09/05/2019 | News release | Distributed by Public on 09/04/2019 19:37
A number of local governments are moving to stabilize the pork market and ensure supply as the average price has kept rising since last year's outbreak of African swine fever.
The average wholesale price of pork hit 34.6 yuan ($4.80) per kilo last week - a notable 8.9 percent increase over the previous week, the Ministry of Commerce announced on Sept 3.
The ministry also said it would tap the government's frozen meat reserves, including pork, beef and mutton, and push it into the market to stabilize supplies.
The appetite for pork has risen in China for decades. In the mid-1970s, Chinese people on average consumed 8 kg of pork a year. Today, the figure is around 39 kg per person, according to the US Department of Agriculture. China now consumes roughly half the world's pork.
Pork prices nationwide have risen steadily this year following last year's outbreak of African swine fever, which decimated the pig population in some places and led to price spikes.
So far, the epidemic has been largely controlled, and authorities have launched measures to ensure sufficient supplies.
In Nanning, Guangxi Zhuang autonomous region, the government announced on Aug 31 that it was placing a price cap on pork sold at 10 large farmers' markets across the city. Residents are allowed to buy up to 1 kilogram of pork at designated booths at a price 10 percent lower than the average price of the previous 10 days.
Qin Shiliang, an official of the Nanning city development and reform commission, explained: 'Before, a pork steak sold for 65.8 yuan per kg, nearly twice as much as last year, and lower income families were hurt. So we decided to provide a certain amount of pork every day at a lower price to cool the rising prices.'
With a price of 57.4 yuan per kg, Liang Fang, a pork vendor at the Macun market - one of the 10 designated markets - quickly sold all of her pork steaks.
'I had more customers on Sunday,' she said. 'People are glad to buy cheaper pork, and a few stock up.'
According to Qin, only 500 pigs a day may be sold in the 10 markets where the price is capped. The price gap is subsidized by the government.
'It is the market that determines the price - we won't forget this,' he said. 'We simply want people who are in need to be relieved.'
With the traditional Mid-Autumn Festival and National Day holidays approaching, the Hainan Provincial Food and Materials Reserve Bureau is injecting frozen pork from reserve supplies into the market as an emergency measure to rein in prices and meet the anticipated holiday demand.
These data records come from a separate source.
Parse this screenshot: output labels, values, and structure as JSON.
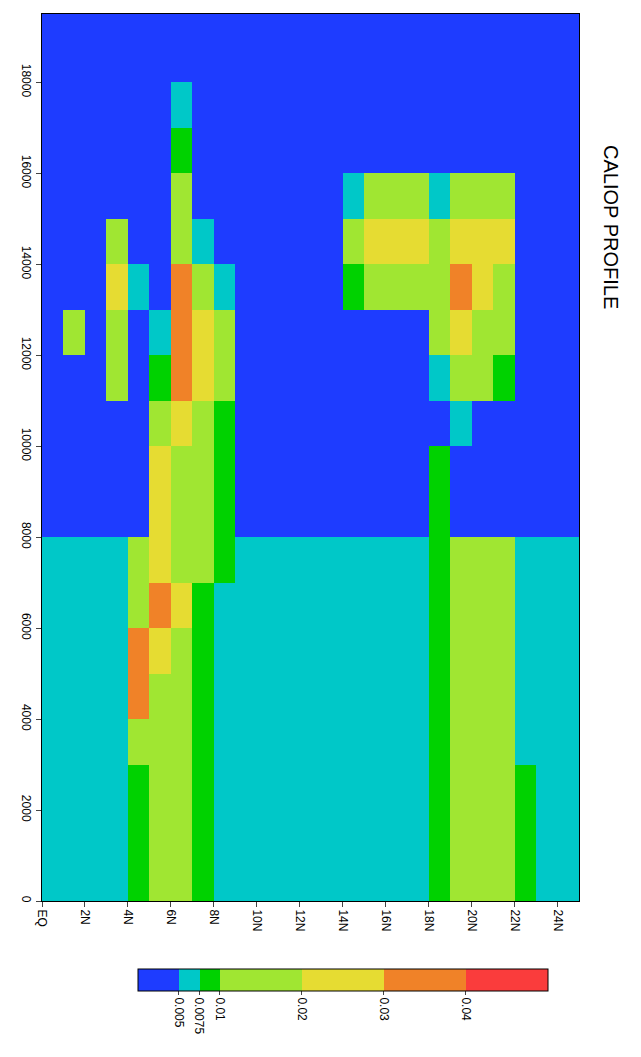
{
  "chart_data": {
    "type": "heatmap",
    "title": "CALIOP PROFILE",
    "x": [
      0.5,
      1.5,
      2.5,
      3.5,
      4.5,
      5.5,
      6.5,
      7.5,
      8.5,
      9.5,
      10.5,
      11.5,
      12.5,
      13.5,
      14.5,
      15.5,
      16.5,
      17.5,
      18.5,
      19.5,
      20.5,
      21.5,
      22.5,
      23.5,
      24.5
    ],
    "y": [
      500,
      1500,
      2500,
      3500,
      4500,
      5500,
      6500,
      7500,
      8500,
      9500,
      10500,
      11500,
      12500,
      13500,
      14500,
      15500,
      16500,
      17500,
      18500,
      19500
    ],
    "z": [
      [
        0.006,
        0.006,
        0.006,
        0.006,
        0.008,
        0.012,
        0.012,
        0.008,
        0.007,
        0.006,
        0.006,
        0.006,
        0.006,
        0.006,
        0.006,
        0.006,
        0.006,
        0.006,
        0.008,
        0.012,
        0.012,
        0.012,
        0.008,
        0.006,
        0.007
      ],
      [
        0.006,
        0.007,
        0.006,
        0.006,
        0.008,
        0.012,
        0.013,
        0.008,
        0.007,
        0.006,
        0.006,
        0.006,
        0.006,
        0.006,
        0.006,
        0.006,
        0.006,
        0.007,
        0.008,
        0.013,
        0.012,
        0.012,
        0.008,
        0.006,
        0.006
      ],
      [
        0.006,
        0.006,
        0.006,
        0.006,
        0.009,
        0.013,
        0.012,
        0.008,
        0.007,
        0.006,
        0.006,
        0.006,
        0.006,
        0.006,
        0.006,
        0.006,
        0.006,
        0.006,
        0.008,
        0.012,
        0.013,
        0.011,
        0.008,
        0.006,
        0.006
      ],
      [
        0.006,
        0.006,
        0.006,
        0.006,
        0.01,
        0.013,
        0.012,
        0.008,
        0.007,
        0.006,
        0.006,
        0.006,
        0.005,
        0.006,
        0.006,
        0.006,
        0.006,
        0.006,
        0.008,
        0.012,
        0.012,
        0.011,
        0.007,
        0.006,
        0.006
      ],
      [
        0.006,
        0.006,
        0.006,
        0.006,
        0.035,
        0.014,
        0.013,
        0.008,
        0.007,
        0.006,
        0.006,
        0.006,
        0.005,
        0.006,
        0.006,
        0.006,
        0.006,
        0.006,
        0.008,
        0.012,
        0.012,
        0.011,
        0.007,
        0.006,
        0.006
      ],
      [
        0.006,
        0.006,
        0.006,
        0.006,
        0.03,
        0.02,
        0.015,
        0.008,
        0.007,
        0.006,
        0.006,
        0.006,
        0.006,
        0.006,
        0.006,
        0.006,
        0.006,
        0.006,
        0.008,
        0.012,
        0.012,
        0.011,
        0.007,
        0.006,
        0.006
      ],
      [
        0.006,
        0.006,
        0.006,
        0.006,
        0.012,
        0.03,
        0.025,
        0.009,
        0.007,
        0.006,
        0.006,
        0.006,
        0.006,
        0.006,
        0.006,
        0.006,
        0.006,
        0.006,
        0.008,
        0.012,
        0.012,
        0.011,
        0.007,
        0.006,
        0.006
      ],
      [
        0.006,
        0.006,
        0.006,
        0.006,
        0.01,
        0.025,
        0.018,
        0.012,
        0.008,
        0.006,
        0.006,
        0.006,
        0.006,
        0.006,
        0.006,
        0.006,
        0.006,
        0.006,
        0.008,
        0.012,
        0.012,
        0.011,
        0.007,
        0.006,
        0.006
      ],
      [
        0.002,
        0.002,
        0.002,
        0.002,
        0.003,
        0.025,
        0.015,
        0.012,
        0.008,
        0.002,
        0.002,
        0.002,
        0.002,
        0.002,
        0.002,
        0.002,
        0.002,
        0.002,
        0.008,
        0.004,
        0.003,
        0.002,
        0.002,
        0.002,
        0.002
      ],
      [
        0.002,
        0.002,
        0.002,
        0.002,
        0.002,
        0.02,
        0.014,
        0.01,
        0.008,
        0.002,
        0.002,
        0.002,
        0.002,
        0.002,
        0.002,
        0.002,
        0.002,
        0.002,
        0.009,
        0.004,
        0.003,
        0.002,
        0.002,
        0.002,
        0.002
      ],
      [
        0.002,
        0.002,
        0.002,
        0.002,
        0.002,
        0.015,
        0.025,
        0.015,
        0.008,
        0.002,
        0.002,
        0.002,
        0.002,
        0.002,
        0.002,
        0.002,
        0.002,
        0.002,
        0.004,
        0.006,
        0.004,
        0.002,
        0.002,
        0.002,
        0.002
      ],
      [
        0.002,
        0.002,
        0.002,
        0.012,
        0.003,
        0.008,
        0.03,
        0.02,
        0.01,
        0.002,
        0.002,
        0.002,
        0.002,
        0.002,
        0.002,
        0.002,
        0.002,
        0.003,
        0.006,
        0.015,
        0.012,
        0.008,
        0.002,
        0.002,
        0.002
      ],
      [
        0.002,
        0.012,
        0.002,
        0.018,
        0.004,
        0.005,
        0.035,
        0.025,
        0.01,
        0.002,
        0.002,
        0.002,
        0.002,
        0.002,
        0.002,
        0.002,
        0.002,
        0.004,
        0.01,
        0.02,
        0.018,
        0.014,
        0.003,
        0.002,
        0.002
      ],
      [
        0.002,
        0.004,
        0.002,
        0.022,
        0.006,
        0.004,
        0.03,
        0.012,
        0.006,
        0.002,
        0.002,
        0.002,
        0.002,
        0.002,
        0.008,
        0.01,
        0.012,
        0.01,
        0.012,
        0.03,
        0.02,
        0.018,
        0.004,
        0.002,
        0.002
      ],
      [
        0.002,
        0.002,
        0.002,
        0.01,
        0.003,
        0.003,
        0.015,
        0.006,
        0.003,
        0.002,
        0.002,
        0.002,
        0.002,
        0.002,
        0.012,
        0.022,
        0.024,
        0.02,
        0.015,
        0.02,
        0.022,
        0.026,
        0.003,
        0.002,
        0.002
      ],
      [
        0.002,
        0.002,
        0.002,
        0.002,
        0.002,
        0.002,
        0.012,
        0.003,
        0.002,
        0.002,
        0.002,
        0.002,
        0.002,
        0.002,
        0.006,
        0.018,
        0.016,
        0.01,
        0.006,
        0.01,
        0.012,
        0.015,
        0.002,
        0.002,
        0.002
      ],
      [
        0.002,
        0.002,
        0.002,
        0.002,
        0.002,
        0.002,
        0.008,
        0.002,
        0.002,
        0.002,
        0.002,
        0.002,
        0.002,
        0.002,
        0.002,
        0.003,
        0.003,
        0.002,
        0.002,
        0.002,
        0.003,
        0.003,
        0.002,
        0.002,
        0.002
      ],
      [
        0.003,
        0.002,
        0.002,
        0.002,
        0.002,
        0.003,
        0.007,
        0.002,
        0.002,
        0.002,
        0.002,
        0.002,
        0.002,
        0.002,
        0.002,
        0.002,
        0.002,
        0.002,
        0.002,
        0.003,
        0.003,
        0.002,
        0.002,
        0.002,
        0.003
      ],
      [
        0.003,
        0.003,
        0.003,
        0.003,
        0.003,
        0.003,
        0.004,
        0.003,
        0.003,
        0.003,
        0.003,
        0.003,
        0.003,
        0.003,
        0.003,
        0.003,
        0.003,
        0.003,
        0.003,
        0.003,
        0.003,
        0.003,
        0.003,
        0.003,
        0.003
      ],
      [
        0.003,
        0.003,
        0.003,
        0.003,
        0.003,
        0.003,
        0.003,
        0.003,
        0.003,
        0.003,
        0.003,
        0.003,
        0.003,
        0.003,
        0.003,
        0.003,
        0.003,
        0.003,
        0.003,
        0.003,
        0.003,
        0.003,
        0.003,
        0.003,
        0.003
      ]
    ],
    "xlim": [
      0,
      25
    ],
    "ylim": [
      0,
      19500
    ],
    "xticks": [
      {
        "value": 0,
        "label": "EQ"
      },
      {
        "value": 2,
        "label": "2N"
      },
      {
        "value": 4,
        "label": "4N"
      },
      {
        "value": 6,
        "label": "6N"
      },
      {
        "value": 8,
        "label": "8N"
      },
      {
        "value": 10,
        "label": "10N"
      },
      {
        "value": 12,
        "label": "12N"
      },
      {
        "value": 14,
        "label": "14N"
      },
      {
        "value": 16,
        "label": "16N"
      },
      {
        "value": 18,
        "label": "18N"
      },
      {
        "value": 20,
        "label": "20N"
      },
      {
        "value": 22,
        "label": "22N"
      },
      {
        "value": 24,
        "label": "24N"
      }
    ],
    "yticks": [
      0,
      2000,
      4000,
      6000,
      8000,
      10000,
      12000,
      14000,
      16000,
      18000
    ],
    "colorbar": {
      "range": [
        0,
        0.05
      ],
      "ticks": [
        0.005,
        0.0075,
        0.01,
        0.02,
        0.03,
        0.04
      ],
      "colors": [
        "#1e3cff",
        "#00c8c8",
        "#00d200",
        "#a0e632",
        "#e6dc32",
        "#f08228",
        "#fa3c3c"
      ]
    },
    "grid": false
  }
}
The holidays are peak season for tourism in the tropical island province.
'Last week, 38 Haikou Vegetable Basket Group stores began to sell frozen reserve pork products at a price one-third lower than other markets,' said Zheng Liangwu, assistant to the general manager of the group.
'Every day, we supply the stores with a total of 1,520 kg of pork in nine varieties, including streaky pork, spareribs, pork shoulder and pigs' feet, with retail prices ranging from 35.98 yuan to 61.6 yuan per kg. Sales of reserve pork products will continue to the end of February.'
Zheng said the company will increase the amount of reserve pork as needed from the provincial reserve bureau to ensure sufficient supplies.
A woman at a meat market in Hainan's Longhua district, who identified herself only as Wang, said: 'Seeing the certificates and seals of animal product quarantines and meat quality inspections, and the reports on African swine fever that are presented at the store, I feel greatly at ease. The prices of reserve pork products here are lower than the supermarkets, which makes me very happy.'
The frozen meat reserves will also be delivered to other cities and counties on the island, including Sanya, Danzhou, Wanning and Qionghai, to ensure availability to residents, school canteens and nursing homes, Hainan Daily reported last week.
Sichuan province issued nine rules recently to promote the production of live pigs and stabilize the market. They include improving and standardizing the breeding of live pigs, imposing strict inspection and quarantine measures and ramping up supervision of pig farms and the pork processing industry.